Am I Enough – At Any Cost

Greetings Dear Reader,

When Job speaks this time one can feel his desperation to be understood by those around him.  Job reaches out to his friends with a plea for them to honestly see the place in which they put him.  He knows that God is omniscient.  He knows that God’s ways are beyond his comprehension.

Job also asserts that he has not abandoned following God.  He has worked to walk with God and make God’s ways his ways.  He treasures the words of God.  He also has a healthy fear of God.  This is not the fear that drives us to sin but rather the fear that drives us to faith.

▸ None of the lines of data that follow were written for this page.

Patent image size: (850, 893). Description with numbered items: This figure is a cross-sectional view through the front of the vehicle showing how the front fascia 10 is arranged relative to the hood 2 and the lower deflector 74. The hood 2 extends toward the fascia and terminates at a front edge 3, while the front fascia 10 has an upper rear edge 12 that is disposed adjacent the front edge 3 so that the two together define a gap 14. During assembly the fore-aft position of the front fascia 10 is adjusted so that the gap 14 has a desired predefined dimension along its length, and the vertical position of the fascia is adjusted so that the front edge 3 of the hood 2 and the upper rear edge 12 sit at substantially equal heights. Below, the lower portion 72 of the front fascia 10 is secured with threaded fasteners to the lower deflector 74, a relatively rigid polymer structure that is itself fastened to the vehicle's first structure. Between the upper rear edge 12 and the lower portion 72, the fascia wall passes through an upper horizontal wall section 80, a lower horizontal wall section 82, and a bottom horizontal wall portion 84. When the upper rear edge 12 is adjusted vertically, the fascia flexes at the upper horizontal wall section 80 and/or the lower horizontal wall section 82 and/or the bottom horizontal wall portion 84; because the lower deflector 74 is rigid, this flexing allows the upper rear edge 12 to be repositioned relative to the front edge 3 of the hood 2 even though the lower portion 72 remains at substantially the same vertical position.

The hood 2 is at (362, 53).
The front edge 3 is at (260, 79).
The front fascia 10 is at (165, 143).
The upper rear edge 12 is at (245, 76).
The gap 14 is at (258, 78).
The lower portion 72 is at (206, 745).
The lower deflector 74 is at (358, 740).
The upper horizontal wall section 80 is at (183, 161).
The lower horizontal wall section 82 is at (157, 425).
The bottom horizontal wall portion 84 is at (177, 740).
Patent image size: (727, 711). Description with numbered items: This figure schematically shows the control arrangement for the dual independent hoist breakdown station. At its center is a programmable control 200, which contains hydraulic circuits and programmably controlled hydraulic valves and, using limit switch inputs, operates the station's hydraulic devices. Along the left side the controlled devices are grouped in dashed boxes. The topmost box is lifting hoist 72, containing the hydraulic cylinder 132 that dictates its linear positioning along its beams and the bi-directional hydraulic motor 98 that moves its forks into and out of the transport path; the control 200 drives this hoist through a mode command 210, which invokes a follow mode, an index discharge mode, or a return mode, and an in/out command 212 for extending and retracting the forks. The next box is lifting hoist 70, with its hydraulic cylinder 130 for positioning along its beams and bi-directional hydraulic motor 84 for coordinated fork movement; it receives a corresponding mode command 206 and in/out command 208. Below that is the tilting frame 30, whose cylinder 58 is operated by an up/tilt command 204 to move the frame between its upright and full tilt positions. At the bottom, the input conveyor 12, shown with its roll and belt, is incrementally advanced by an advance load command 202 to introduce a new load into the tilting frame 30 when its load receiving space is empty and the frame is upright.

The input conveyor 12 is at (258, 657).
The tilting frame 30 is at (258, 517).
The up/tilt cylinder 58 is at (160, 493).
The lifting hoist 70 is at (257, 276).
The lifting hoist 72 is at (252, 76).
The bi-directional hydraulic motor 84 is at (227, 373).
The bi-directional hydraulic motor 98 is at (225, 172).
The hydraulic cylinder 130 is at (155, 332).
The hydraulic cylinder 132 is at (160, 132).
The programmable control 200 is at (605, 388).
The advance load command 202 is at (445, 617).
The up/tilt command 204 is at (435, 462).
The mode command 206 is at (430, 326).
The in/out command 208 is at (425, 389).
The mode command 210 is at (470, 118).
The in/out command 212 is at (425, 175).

I must not sin in my fear of the unknown.  I must not abandon God when I do not understand.  Following is born of faith and fear.  Fear of this type is an understanding of and respect for the vast difference between me and God. I must respect who God is.  I must have integrity in my dealings with God.  "For then as night follows day I cannot be false with any other man."

Wishing you joy in the journey,

Aramis Thorn
Mat 13:52 So Jesus said to them, "That is why every writer who has become a disciple of Christ’s rule of the universe is like a home owner. He liberally hands out new and old things from his great treasure store."

Job 23:1- 17
Then Job replied to his friends,
"My complaint is bitter again today. I try hard to control my sighing. 
"If only I knew where I could find God! I would go where he lives.  I would present my case to him. I would have a mouthful of arguments.  I want to know the words he would use to answer me. I want to understand the things he would say to me.  Would he sue me and hide behind great legal maneuvers? No, he certainly would press charges against me.  Then decent people could argue with him, and I would escape my judgment forever.  However, if I go east, he isn't there. If I go west, I can't find him. If I go northward, where he is at work, I can't observe him. If I turn southward, I can't see him.  I can't find him because he knows the road I take. When he tests me, I'll come out as pure as gold.  I have followed his footsteps closely. I have stayed on his path and did not turn from it.  I have not left his commands behind. I have treasured his words in my heart. 

"But God is one of a kind. Who can make him change his mind? He does whatever he wants!  He will carry out his orders concerning me as he does with so many other things.  That is why I'm terrified of him. When I think of it, I'm afraid of him.  God has discouraged me. The Almighty has filled me with terror.  But I am not silenced by the dark or by the thick darkness that covers my face.